Through Place Matters, UWFC has grown to understand that relationships are really what are going to change the face of things, not just more money. By bringing additional relationships to an area that has been underinvested, Place Matters has been able to build connections in the neighborhoods, between the neighborhoods, and with the rest of the community. “We aren’t always the ones who have the answer, but we might know someone who does. So not only making sure we are going in it and trying to be supportive, but also bringing in other people and welcoming them and saying this is still just a part of this larger community,” says Alana.
We don’t have all the answers
Showing up with all the answers does not build trust in any relationship. By being willing to make and admit mistakes, being willing to say, “I don’t know,” UWFC has fostered stronger relationships in the communities and with their partner agencies. “People are always afraid to say, ‘I don’t know,’ or, ‘this didn’t work,’ but when something doesn’t work or something can be better and people see that you acted on that and see that their feedback has actually been taken into account, that just further strengthens the relationship because you are seen as an equal partner in this work,” says Cindy. “Just as the people that we have best relationships with, we prescribe good intent to them. We assume that they weren’t trying to harm us when they made a mistake. These relationships build that in. So when we make a misstep, it isn’t seen as a misstep. Oh, you didn’t know this and now you know.

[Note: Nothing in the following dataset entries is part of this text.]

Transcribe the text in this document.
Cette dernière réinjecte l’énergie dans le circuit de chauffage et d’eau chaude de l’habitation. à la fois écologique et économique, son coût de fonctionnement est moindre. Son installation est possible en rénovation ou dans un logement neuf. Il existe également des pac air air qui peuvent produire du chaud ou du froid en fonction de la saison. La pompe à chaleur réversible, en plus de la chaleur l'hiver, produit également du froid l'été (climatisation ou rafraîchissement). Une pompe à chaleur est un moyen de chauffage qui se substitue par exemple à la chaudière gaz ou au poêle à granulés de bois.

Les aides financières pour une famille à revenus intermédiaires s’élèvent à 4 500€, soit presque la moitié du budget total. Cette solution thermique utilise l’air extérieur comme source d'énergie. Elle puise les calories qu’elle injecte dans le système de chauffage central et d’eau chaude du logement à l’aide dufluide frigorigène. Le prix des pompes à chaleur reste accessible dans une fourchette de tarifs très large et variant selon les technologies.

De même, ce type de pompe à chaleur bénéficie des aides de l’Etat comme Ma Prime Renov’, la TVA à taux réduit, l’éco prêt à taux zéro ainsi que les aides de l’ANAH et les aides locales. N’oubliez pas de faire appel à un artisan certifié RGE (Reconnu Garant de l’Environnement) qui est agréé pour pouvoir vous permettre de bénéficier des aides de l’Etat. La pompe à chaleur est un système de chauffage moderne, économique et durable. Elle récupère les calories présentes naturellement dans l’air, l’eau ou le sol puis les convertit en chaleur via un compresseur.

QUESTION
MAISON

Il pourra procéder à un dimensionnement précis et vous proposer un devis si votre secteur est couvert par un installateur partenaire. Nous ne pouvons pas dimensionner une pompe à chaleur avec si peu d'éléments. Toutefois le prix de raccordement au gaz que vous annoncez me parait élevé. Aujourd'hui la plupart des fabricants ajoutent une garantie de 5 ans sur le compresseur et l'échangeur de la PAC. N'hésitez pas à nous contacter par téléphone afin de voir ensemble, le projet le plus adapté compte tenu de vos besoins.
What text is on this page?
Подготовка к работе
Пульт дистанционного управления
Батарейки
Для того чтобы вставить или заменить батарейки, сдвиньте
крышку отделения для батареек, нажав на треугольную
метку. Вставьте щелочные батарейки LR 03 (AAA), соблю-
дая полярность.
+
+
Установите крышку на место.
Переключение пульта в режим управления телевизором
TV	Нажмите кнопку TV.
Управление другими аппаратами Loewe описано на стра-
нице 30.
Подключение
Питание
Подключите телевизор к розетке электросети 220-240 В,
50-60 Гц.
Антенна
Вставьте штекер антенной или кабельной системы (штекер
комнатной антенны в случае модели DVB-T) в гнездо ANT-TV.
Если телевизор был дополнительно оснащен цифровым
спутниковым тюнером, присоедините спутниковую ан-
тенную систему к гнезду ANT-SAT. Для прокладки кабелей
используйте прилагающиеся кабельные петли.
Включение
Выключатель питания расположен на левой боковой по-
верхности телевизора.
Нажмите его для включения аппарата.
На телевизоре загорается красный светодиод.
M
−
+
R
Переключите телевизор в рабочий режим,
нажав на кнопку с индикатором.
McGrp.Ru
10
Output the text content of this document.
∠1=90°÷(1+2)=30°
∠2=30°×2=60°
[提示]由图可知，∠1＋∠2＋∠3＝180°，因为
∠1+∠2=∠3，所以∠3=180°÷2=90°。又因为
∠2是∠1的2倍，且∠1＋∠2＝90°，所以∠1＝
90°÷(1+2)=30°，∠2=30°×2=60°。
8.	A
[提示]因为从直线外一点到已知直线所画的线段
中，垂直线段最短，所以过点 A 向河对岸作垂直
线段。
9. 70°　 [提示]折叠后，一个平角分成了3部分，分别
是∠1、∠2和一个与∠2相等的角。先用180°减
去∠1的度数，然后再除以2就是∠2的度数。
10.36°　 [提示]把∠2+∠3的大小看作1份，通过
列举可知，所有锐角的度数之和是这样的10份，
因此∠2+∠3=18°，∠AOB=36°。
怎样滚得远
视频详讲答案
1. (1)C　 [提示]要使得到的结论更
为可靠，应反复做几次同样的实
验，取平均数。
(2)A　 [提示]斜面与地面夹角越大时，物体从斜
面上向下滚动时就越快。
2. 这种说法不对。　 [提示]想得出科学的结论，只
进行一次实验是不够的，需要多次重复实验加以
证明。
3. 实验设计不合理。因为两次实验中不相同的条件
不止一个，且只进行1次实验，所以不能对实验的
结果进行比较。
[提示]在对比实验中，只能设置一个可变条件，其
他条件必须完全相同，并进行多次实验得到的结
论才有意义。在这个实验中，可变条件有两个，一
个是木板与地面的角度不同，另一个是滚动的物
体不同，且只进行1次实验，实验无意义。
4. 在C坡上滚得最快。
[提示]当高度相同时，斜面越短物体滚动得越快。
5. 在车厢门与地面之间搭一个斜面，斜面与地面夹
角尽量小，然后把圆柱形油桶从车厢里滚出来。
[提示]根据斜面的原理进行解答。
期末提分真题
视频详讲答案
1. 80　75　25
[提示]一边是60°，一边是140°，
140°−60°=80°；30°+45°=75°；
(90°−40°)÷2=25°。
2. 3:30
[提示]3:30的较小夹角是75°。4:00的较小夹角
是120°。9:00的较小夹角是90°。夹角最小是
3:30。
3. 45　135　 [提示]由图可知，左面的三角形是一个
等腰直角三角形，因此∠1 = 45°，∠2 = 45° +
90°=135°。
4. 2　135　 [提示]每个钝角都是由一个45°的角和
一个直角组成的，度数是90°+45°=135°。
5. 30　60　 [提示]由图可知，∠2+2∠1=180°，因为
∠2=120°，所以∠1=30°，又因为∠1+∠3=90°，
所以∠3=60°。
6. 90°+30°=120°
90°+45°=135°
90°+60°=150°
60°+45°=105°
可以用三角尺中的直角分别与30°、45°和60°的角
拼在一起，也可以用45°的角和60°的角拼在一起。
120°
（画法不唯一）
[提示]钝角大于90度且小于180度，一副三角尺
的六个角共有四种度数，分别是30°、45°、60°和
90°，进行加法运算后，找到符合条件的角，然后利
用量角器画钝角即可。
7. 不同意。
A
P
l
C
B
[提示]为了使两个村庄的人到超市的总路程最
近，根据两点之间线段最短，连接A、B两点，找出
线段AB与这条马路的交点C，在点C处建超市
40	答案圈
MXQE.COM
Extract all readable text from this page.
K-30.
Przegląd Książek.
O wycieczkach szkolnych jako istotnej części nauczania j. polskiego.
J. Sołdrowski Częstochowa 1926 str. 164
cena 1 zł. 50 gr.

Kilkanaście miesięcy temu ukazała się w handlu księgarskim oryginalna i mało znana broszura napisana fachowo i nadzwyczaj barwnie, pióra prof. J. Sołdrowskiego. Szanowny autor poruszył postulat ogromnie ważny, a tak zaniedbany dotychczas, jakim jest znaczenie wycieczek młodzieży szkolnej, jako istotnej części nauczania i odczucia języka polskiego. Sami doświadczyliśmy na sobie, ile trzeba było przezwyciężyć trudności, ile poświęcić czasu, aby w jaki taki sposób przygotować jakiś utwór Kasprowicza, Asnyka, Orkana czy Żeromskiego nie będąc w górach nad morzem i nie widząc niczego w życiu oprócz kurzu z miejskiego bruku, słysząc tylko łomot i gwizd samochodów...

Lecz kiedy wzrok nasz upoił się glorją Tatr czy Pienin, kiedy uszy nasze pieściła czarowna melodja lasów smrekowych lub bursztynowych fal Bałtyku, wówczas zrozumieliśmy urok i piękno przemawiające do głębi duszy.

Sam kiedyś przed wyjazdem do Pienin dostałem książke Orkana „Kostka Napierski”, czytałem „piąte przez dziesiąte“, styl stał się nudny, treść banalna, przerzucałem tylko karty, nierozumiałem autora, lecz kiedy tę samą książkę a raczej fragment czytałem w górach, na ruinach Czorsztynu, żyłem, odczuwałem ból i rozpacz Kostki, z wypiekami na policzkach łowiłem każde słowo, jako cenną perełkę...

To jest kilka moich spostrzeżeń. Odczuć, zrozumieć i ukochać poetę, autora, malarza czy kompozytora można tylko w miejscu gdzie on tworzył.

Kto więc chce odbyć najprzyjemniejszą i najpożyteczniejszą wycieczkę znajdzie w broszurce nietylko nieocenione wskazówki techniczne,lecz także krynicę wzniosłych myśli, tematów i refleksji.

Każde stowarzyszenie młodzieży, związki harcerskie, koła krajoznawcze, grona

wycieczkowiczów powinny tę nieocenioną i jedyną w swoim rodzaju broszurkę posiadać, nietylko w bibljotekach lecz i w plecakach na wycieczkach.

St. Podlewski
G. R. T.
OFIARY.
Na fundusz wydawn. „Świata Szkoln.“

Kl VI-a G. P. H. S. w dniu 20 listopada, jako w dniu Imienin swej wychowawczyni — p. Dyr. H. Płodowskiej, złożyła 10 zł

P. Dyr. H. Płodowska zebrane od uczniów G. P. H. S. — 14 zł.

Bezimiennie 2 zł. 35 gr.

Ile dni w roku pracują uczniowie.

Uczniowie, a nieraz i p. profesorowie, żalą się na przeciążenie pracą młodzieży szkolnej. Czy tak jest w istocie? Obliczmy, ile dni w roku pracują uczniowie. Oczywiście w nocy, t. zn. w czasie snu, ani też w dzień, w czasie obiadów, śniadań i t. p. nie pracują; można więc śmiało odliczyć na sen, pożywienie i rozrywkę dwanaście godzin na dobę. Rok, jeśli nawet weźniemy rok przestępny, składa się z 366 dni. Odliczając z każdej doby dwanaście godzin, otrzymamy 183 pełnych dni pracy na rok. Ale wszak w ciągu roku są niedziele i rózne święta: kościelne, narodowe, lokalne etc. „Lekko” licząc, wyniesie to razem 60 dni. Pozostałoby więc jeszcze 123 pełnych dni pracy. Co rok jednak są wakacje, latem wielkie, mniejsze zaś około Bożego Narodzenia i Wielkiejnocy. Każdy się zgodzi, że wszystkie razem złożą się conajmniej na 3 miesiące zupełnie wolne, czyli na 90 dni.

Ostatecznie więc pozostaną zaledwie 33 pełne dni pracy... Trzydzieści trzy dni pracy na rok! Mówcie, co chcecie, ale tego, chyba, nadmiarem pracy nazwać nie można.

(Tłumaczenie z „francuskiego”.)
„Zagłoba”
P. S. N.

The relationship builds in on both sides that forgiveness, and that expectation that you are doing this from the right reason.
“A big part of our role now is to make sure a lot of this very carefully builds trust, and protecting and nurturing it as best as we can and so that we don’t let one wrong step bring us back to the first step.”
Another important role UWFC sees for themselves is to continue to make sure that the voices of the residents are the loudest voices. In the past, this is not the way UWFC has worked, and it is not the way a lot of their partners have worked. By being vigilant in respecting the residents’ voices, they hope to avoid falling back into old patterns.
Place Matters has impacted everything UWFC does now. It has changed their understanding of the importance of relationships and about working more directly with people and building those stronger connections. They recognize that long-term wins take a long time. Stronger communities are not built overnight. It can take many generations to make this change. And they are ok with that. Some progress may be very slow.
Foundations need to allow their grantees the comfort of coming in and saying what’s not working well, and if everyone is saying everything is perfect, no one is going to learn anything. “For us,” says Cindy, “to change that dynamic, we have to model that dynamic. When we are wrong we have to say we are wrong. Our intent is good, and our goals are the right goals, but we don’t have a defined path that we know is going to get us to them in 20 years. If we weren’t willing to figure it out, then we would only be able to do things that we could accomplish in the next 6 months, because that is as far as we can see. In order for us to work longer term, we have to be willing to be wrong a lot because we cannot see further out, and that also allows us to model it for our partners.”
Alana James is the Director of Community Based Collaborations for the United Way of Forsyth County. Cindy Gordineer is the President and CEO for UWFC.